Specifically on Muhlenberg’s campus, the lack of diversity strongly creates a space such that the politicized nature of the Asian race is often left unspoken. Asianness is seen as easily commodifiable, most often in the form of food. The word “Asian” is put in front of any food that has ginger, mandarin oranges or wasabi flavoring. The whitewashing is further propagated by many students of the AAPI community who do not engage in any (public) politicized discussion or action around race. In writing this response, I am not trying to call out any specific race, group or institution, but instead shed light on the voices of a portion of Muhlenberg’s AAPI community that desire recognition as POC. Recently, with co-director Christopher Chin ‘19, we directed an event called Asian Pacific American Heritage Month (APAHM) Celebration on Thursday, Apr. 26 in GQ Annex. The purpose was simple: highlight the voices of a range of Muhlenberg students in the AAPI community to engage the campus in intersectional discussions. Our lives are not only made up of discrimination, but also deep pride and joy in each individual’s rich cultural background that we wanted to share with our peers and mentors.

This public display of our multifaceted identities was to add to conversations on campus that those in the AAPI community have racialized bodies, which means they are subjected to different experiences than our white and other POC counterparents. We specifically did not seek out budding social justice advocates but instead sought out your everyday student. A common trend we found among our AAPI peers was that being part of the AAPI community at ‘Berg means living under the concept that Asians are “basically” white.

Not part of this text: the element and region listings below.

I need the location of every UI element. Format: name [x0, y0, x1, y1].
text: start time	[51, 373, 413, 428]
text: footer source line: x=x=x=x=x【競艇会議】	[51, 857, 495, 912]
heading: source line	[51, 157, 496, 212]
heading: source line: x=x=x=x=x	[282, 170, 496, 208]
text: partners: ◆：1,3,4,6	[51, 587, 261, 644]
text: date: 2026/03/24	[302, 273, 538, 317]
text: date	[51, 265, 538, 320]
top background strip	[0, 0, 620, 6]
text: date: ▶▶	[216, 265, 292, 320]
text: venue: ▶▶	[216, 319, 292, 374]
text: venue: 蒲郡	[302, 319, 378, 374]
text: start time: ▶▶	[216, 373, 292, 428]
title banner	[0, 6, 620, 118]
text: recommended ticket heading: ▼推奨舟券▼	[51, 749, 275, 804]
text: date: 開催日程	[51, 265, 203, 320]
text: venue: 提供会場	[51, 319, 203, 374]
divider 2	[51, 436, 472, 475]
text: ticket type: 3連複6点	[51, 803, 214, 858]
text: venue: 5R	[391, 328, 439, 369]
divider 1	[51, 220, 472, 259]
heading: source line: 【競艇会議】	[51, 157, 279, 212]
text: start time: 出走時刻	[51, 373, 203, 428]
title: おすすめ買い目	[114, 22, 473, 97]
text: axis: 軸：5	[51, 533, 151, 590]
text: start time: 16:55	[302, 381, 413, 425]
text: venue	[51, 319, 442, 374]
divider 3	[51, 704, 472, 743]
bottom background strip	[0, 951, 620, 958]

Even though being American citizens, being in the American school system, attending an American private liberal arts college, and so many other factors give us ownership of the American identity, living in an Asian body means we are sometimes treated differently, and that ownership is challenged.

Cole Geissler/The Muhlenberg Weekly

Even though we all identify as AAPI individuals, our backgrounds are as diverse as our personalities; this includes fourth or fifth generation AAPI, children of immigrants (a.k.a. first generation), international students and Asian adoptees. (This is just a brief overview of who contributed to this event.) Yet the fact that we all have been subjected to similar, or in some cases, the exact same discriminatory experiences speaks to the overwhelming dismissive, and sometimes ignorant (if not well meaning), treatment of our racial identities.

The APAHM celebration was successful, I believe, in opening up the minds of our peers and mentors to our lived experiences. The event included personal narratives, presentations of independent research, student designed and run interactive stations and Asian studies faculty perspectives, to name a few. When sentiments like being “basically” white are thrown around (either explicitly or implicitly) and internalized, the diversity of voices and the beauty in that diversity is silenced. Yes, we are your peers, yes, we are your students, yes, we are your student workers and yes, we are your friends. We go through our days as normal as the next person, but we also have extra individual experiences that are influenced by our racialized bodies. These experiences shape each and every one of us differently. As a community we do not all agree on the same issues, but in this case we came together to break the silence not only to show ‘Berg that our voices as POC exist, but that they have so much to offer in the way of expanding conversations and enriching the American experience.


  1. Interesting article. But I personally wanted more details of this unbiased opinion. More examples if you will. Possibly how this may or may not effect an individual’s life, career, economic status, etc. I, as an Asian, appreciate the thought to say the least.